We quickly realized we couldn’t transition the entirety of the Mayhem prototype, as fielded in the CGC, to market. Market validation revealed the technology that automatically found defects, created test suites, and performed QA on patches were the most desired. We have prioritized this, with the plan of bringing the rest of the Mayhem prototype to production over time.

When you bring a product to market, all the messy, real-life considerations that are abstracted in academia and DARPA work must be taken into account. For example, in CGC...

  • ...we didn’t have to worry about ingesting a program. DARPA designed a whole infrastructure for that. As a product, we have to develop easy-to-use ways to ingest new software.
  • ...we had 7 system calls, which are representative theoretically of real systems. As a product, we have to deal with the complexity of each OS. We are focusing on Linux today, as we believe it will be the best user experience out-the-door.

We’re not designing Mayhem as a product in isolation. We have several design partners who committed early on to help realize the vision. The Department of Defense has been a large influencer. They acutely feel the pain from a) having mission-critical systems to secure, and b) having to deal with both having no source code and fitting into DevOps situations. In 2017, we partnered with Defense Innovation Unit, a progressive group within the Department of Defense, to adapt Mayhem’s capabilities into both left-of-ship development processes and right-of-ship testing and validation processes. Our multi-million dollar contract with the Department of Defense became non-dilutive funding for ForAllSecure, continuing our ability to grow while remaining profitable.

In addition to DIU, we are also collaborating with design partners in automotive, Internet of Things (IoT), and high-tech industries to understand how Mayhem is used to secure the software they develop, as well as the software they integrate from third-party suppliers, including partners and open source. Our collaboration with design partners has helped us develop Mayhem into a scalable, enterprise-grade platform with broader architecture support, DevOps integration, and enhanced usability, allowing security, testing, and development teams to bring powerful dynamic security testing into their software lifecycle.

Over the coming year, ForAllSecure will make its solution available to mainstream companies and eventually to end-user consumers. In our first steps, we’re focusing on those with critical systems, as well as those already familiar with behavior testing techniques, such as fuzzing or symbolic execution. Today, the current version of Mayhem is available as a part of our early access program. Contact us at https://forallsecure.com/early-access/ if you’re interested in learning more.

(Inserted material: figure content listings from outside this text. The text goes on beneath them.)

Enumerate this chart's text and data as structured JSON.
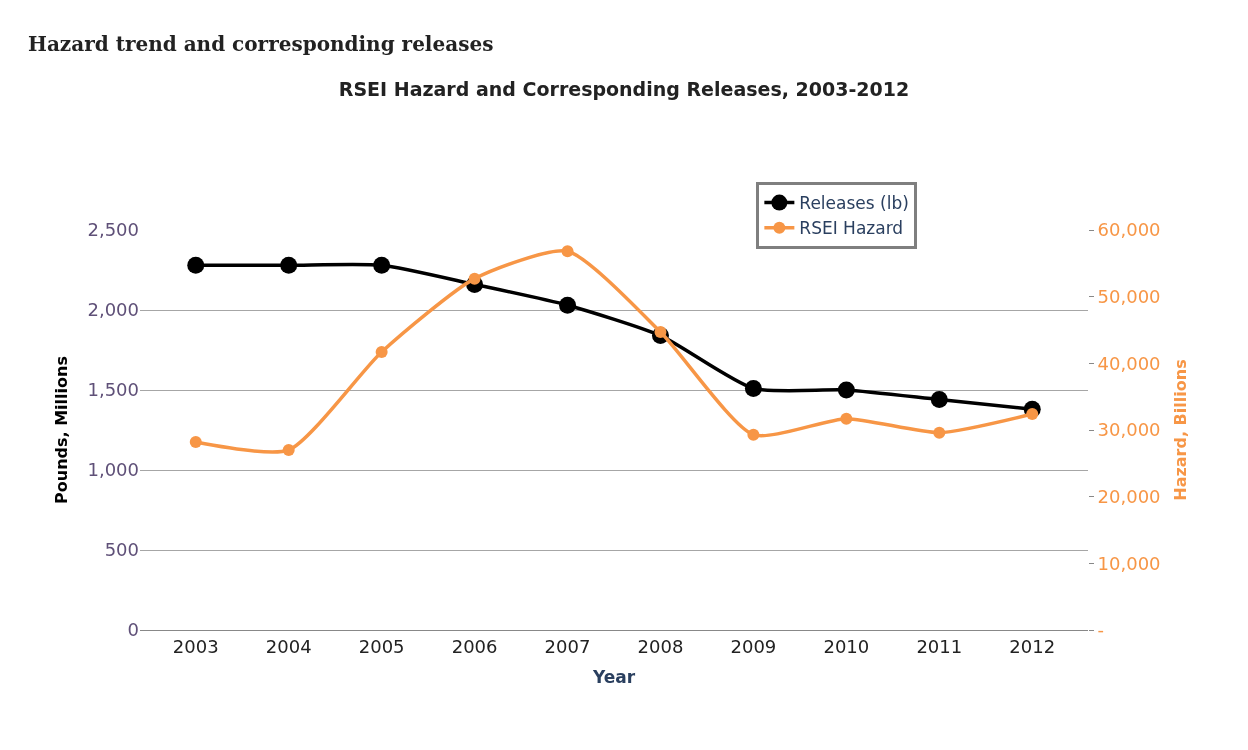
{
  "chart_data": {
    "type": "line",
    "title": "RSEI Hazard and Corresponding Releases, 2003-2012",
    "annotations": [
      "Hazard trend and corresponding releases"
    ],
    "categories": [
      "2003",
      "2004",
      "2005",
      "2006",
      "2007",
      "2008",
      "2009",
      "2010",
      "2011",
      "2012"
    ],
    "xlabel": "Year",
    "ylabel": "Pounds, Millions",
    "y2label": "Hazard, Billions",
    "series": [
      {
        "name": "Releases (lb)",
        "color": "#000000",
        "values": [
          2280,
          2280,
          2280,
          2160,
          2030,
          1840,
          1510,
          1500,
          1440,
          1380
        ]
      },
      {
        "name": "RSEI Hazard",
        "color": "#f79646",
        "axis": "y2",
        "values": [
          28200,
          27000,
          41700,
          52700,
          56800,
          44700,
          29300,
          31700,
          29600,
          32400
        ]
      }
    ],
    "ylim": [
      0,
      2500
    ],
    "yticks": [
      0,
      500,
      {
        "value": 1000,
        "label": "1,000"
      },
      {
        "value": 1500,
        "label": "1,500"
      },
      {
        "value": 2000,
        "label": "2,000"
      },
      {
        "value": 2500,
        "label": "2,500"
      }
    ],
    "y2lim": [
      0,
      60000
    ],
    "y2ticks": [
      {
        "value": 0,
        "label": "-"
      },
      {
        "value": 10000,
        "label": "10,000"
      },
      {
        "value": 20000,
        "label": "20,000"
      },
      {
        "value": 30000,
        "label": "30,000"
      },
      {
        "value": 40000,
        "label": "40,000"
      },
      {
        "value": 50000,
        "label": "50,000"
      },
      {
        "value": 60000,
        "label": "60,000"
      }
    ],
    "grid": "y",
    "legend": "top right",
    "marker": "circle",
    "line_style": "solid"
  }
}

Additionally, we are scaling our engineering and business teams across our offices in Palo Alto CA, Pittsburgh PA, and Washington D.C. to continue evolving Mayhem. We are expanding our team with people passionate about building autonomous software security. Visit our Careers page to explore open roles.

The Next Chapter

The last two years have been a remarkable journey. I am incredibly proud of what we’ve accomplished for the company and the Mayhem solution. I am grateful to our design partners as well as the ForAllSecure team.